J’ai payé et me suis enfoncé dans mon fauteuil. Elle disparut dans le ventre noir du bar. Peu après, son sac pendu à son coude, elle transporta un tas de cartons. Ils font aussi le tri sélectif à Irun. Sans hâte, toujours droite.

Puis elle chercha le soleil pour traverser la petite place. Le soleil fêtait le cuivre de ses cheveux. Elle marchait doucement, je pensai alors qu’elle n’avait personne à rejoindre, au moins dans l’immédiat ou que simplement elle voulait remercier le soleil d’automne de tant l’embellir.

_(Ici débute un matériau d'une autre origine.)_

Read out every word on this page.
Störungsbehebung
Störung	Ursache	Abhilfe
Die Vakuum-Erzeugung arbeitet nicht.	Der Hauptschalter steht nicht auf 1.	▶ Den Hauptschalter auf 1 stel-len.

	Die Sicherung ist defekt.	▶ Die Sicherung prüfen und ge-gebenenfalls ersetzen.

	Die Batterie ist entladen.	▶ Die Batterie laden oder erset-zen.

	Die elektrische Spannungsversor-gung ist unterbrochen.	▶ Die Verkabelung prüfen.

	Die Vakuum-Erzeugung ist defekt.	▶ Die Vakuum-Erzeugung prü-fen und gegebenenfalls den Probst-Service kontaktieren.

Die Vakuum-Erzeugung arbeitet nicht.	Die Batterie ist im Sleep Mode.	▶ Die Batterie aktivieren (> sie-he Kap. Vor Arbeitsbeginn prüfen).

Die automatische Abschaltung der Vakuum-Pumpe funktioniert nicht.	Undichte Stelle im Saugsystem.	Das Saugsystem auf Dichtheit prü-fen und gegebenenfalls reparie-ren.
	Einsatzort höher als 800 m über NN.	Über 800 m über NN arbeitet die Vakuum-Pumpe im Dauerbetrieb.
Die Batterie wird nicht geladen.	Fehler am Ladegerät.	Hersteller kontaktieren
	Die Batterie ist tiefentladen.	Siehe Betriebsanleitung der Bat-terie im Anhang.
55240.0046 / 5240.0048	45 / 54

Elle s’arrêta, fouilla dans son sac, un drôle de sac qu’on eût dit en carton. Elle sortit une cigarette qu’elle alluma. Elle en tira une longue bouffée, qu’elle expulsa nez vers le ciel. La lumière et la fumée la nimbèrent d’une ouate mi argent mi or.

Sans doute savait t’elle que je la regardais. Elle reprit son chemin, me tournant le dos. Au coin de la place, elle me fit un petit signe d’adieu de la main.

12 commentaires:

velonero a dit…

Un si beau texte, ça valait le coup d'attendre quelques mois!

Anonyme a dit…

! Agur Txulo que bueno es !
Tanto tiempo...merece la pèna esperar...
Passes tu la première classique ? ou restes tu en seconde moderne pour avaler la pente cote -txuleta d'Irun qui est trés , très raide , surtout après une telle traversée de la placette ,con hechuras llenas de toreria .
Il ne faut surtout pas caler.
P'alante Txulo !

ernesto

el Chulo a dit…

Velonero merci pour ta visite. Mais tu es trop indulgent.
Ernesto, je t'ai reconnu vieux forban.Je n'ai pas tout compris.

Anonyme a dit…

Claro Txulo !
Je pense que la cantinière encastée aux yeux verts , qui traversait la placette , te faisait le célèbre coup local de l'Alarde.
Il faut donc y retourner, una vez mas,le carburateur nettoyé..et vérifier.
Muxu.
ernesto

el Chulo a dit…

Merci pour ce précieux et hautement historique commentaire. Ceci dit je ne vois pas réellement le lien avec l'Alarde de Irun, peut être parceque je suis français? Bref, revenons à nos WAOUAHHHHHHHHHHHHHHH vicquois!Nous prenions grand soin du carburateur et de la qualité du carburant!

Anonyme a dit…

Je quitte un temps la douceur de la plage pour goûter à la douceur paisible et poétique de cette succession de paragraphes. On les lit avec d'autant plus de lenteur qu'ils sont beaux, qu' ils poussent à réfléchir, à s'insurger avec une indignation qu'on partagerait si elle n'était inutile. Hélas !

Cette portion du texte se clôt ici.